Just throwin’ more stuff out there.

Probably not; if so, it’s a miniscule injustice.

Okay, but so what?

You don’t see the possibility of someone complaining that they are uncomfortable because someone appears to be male but is using the women’s room?

How is that different from a transgender person complaining about having to use a restroom with people who look different, but are of the same sex?

If restroom use is not defined by genitals but by appearance - but only for some people - see how that’s a can of worms?

If the point is to make transgender people comfortable, the very same policy could make it mighty hard to make everyone else comfortable even in the absence of transgender people.

You can’t get around the possibility that you’ll be forced to confront someone to assure they are entitled to use a certain restroom.

How would this be new? This possibility has always existed and will still exist.

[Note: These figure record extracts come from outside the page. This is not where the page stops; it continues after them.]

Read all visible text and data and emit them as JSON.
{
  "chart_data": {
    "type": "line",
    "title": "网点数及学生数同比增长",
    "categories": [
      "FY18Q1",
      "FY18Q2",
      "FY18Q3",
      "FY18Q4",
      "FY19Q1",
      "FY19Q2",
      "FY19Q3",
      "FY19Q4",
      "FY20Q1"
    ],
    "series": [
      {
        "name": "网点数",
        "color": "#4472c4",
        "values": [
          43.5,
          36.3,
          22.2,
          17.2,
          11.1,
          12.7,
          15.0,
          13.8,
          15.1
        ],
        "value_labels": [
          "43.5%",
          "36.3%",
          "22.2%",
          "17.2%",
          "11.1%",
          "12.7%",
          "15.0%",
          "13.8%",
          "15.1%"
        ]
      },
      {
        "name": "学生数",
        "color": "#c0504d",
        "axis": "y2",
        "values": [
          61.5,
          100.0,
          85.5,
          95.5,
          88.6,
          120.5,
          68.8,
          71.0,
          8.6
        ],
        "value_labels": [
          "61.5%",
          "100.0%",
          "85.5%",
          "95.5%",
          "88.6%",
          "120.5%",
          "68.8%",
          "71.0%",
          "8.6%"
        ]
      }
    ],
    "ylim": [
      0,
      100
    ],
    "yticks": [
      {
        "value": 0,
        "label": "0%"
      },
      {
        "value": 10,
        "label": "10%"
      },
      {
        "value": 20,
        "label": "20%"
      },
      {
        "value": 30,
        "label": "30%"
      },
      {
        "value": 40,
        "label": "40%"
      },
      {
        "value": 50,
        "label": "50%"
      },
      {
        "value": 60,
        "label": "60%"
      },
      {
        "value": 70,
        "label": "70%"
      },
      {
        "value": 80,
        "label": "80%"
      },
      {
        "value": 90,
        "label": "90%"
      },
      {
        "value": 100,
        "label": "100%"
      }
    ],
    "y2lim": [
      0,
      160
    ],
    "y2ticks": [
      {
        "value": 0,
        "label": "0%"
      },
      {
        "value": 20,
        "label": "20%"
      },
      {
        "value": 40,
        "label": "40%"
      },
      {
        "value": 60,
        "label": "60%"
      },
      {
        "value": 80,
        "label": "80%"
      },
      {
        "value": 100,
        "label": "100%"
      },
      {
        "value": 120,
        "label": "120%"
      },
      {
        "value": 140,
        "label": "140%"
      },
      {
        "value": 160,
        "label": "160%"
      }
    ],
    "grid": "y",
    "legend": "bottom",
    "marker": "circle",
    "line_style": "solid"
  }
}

It’s not, but so what (and do you mean sex or gender)?

It’s not defined by either – it’s defined by gender/gender identity.

That’s not the point – the point is to not discriminate against transgender people, and allow them to use the bathroom, like everyone else does.

I don’t plan to ever do this in any situation. Why would I? No one would be “forced to confront someone to assure they are entitled to use a certain restroom” any more than in the past.

But now you can’t just do a genital check. You have to make sure they really are transgender (assuming this ever came up).

So what? So if a transgender person is uncomfortable using a restroom of the opposite gender, that’s wrong, but if a person is uncomfortable using a restroom with someone who appears to be the opposite gender, it’s okay? How is it different?

No, it’s defined by appearance - because we have yet to consider the idea that someone can have a gender identity that doesn’t match the accepted appearance.

By your logic, a biological male could dress, look and act entirely like a typical male yet claim to be be female in gender, and use the women’s room. And I’m not saying that’s wrong - I’m saying it’s not what those who want to accomodate transgender people expect. But who are they to say a “woman” dresses a certain way, if they can’t even say a woman is someone who is biologically female?

I know, but MY POINT is that this comes with unintended consequences and isn’t as easy as it sounds.

Like hell. If a man - or someone who appeared to be a man - used the women’s room, and your wife or daughter complained, would you tell your wife or daughter to just not worry about it? Would their feelings not matter? And if you said that, why would you not feel the ability to say the same thing to a transgender person who is forced to use the restroom not of their choice?

My point is that this can bring up situations in which any person could face the exact same lack of respect for their feelings as a transgender person could face - even in the absense of a transgender person and even if nobody is complaining about a transgender person.

If I worked very hard, for many days and nights, without taking a break, perhaps eventually I could come up with more of a non sequitur answer to a post than yours. But only if I didn’t break for sleep.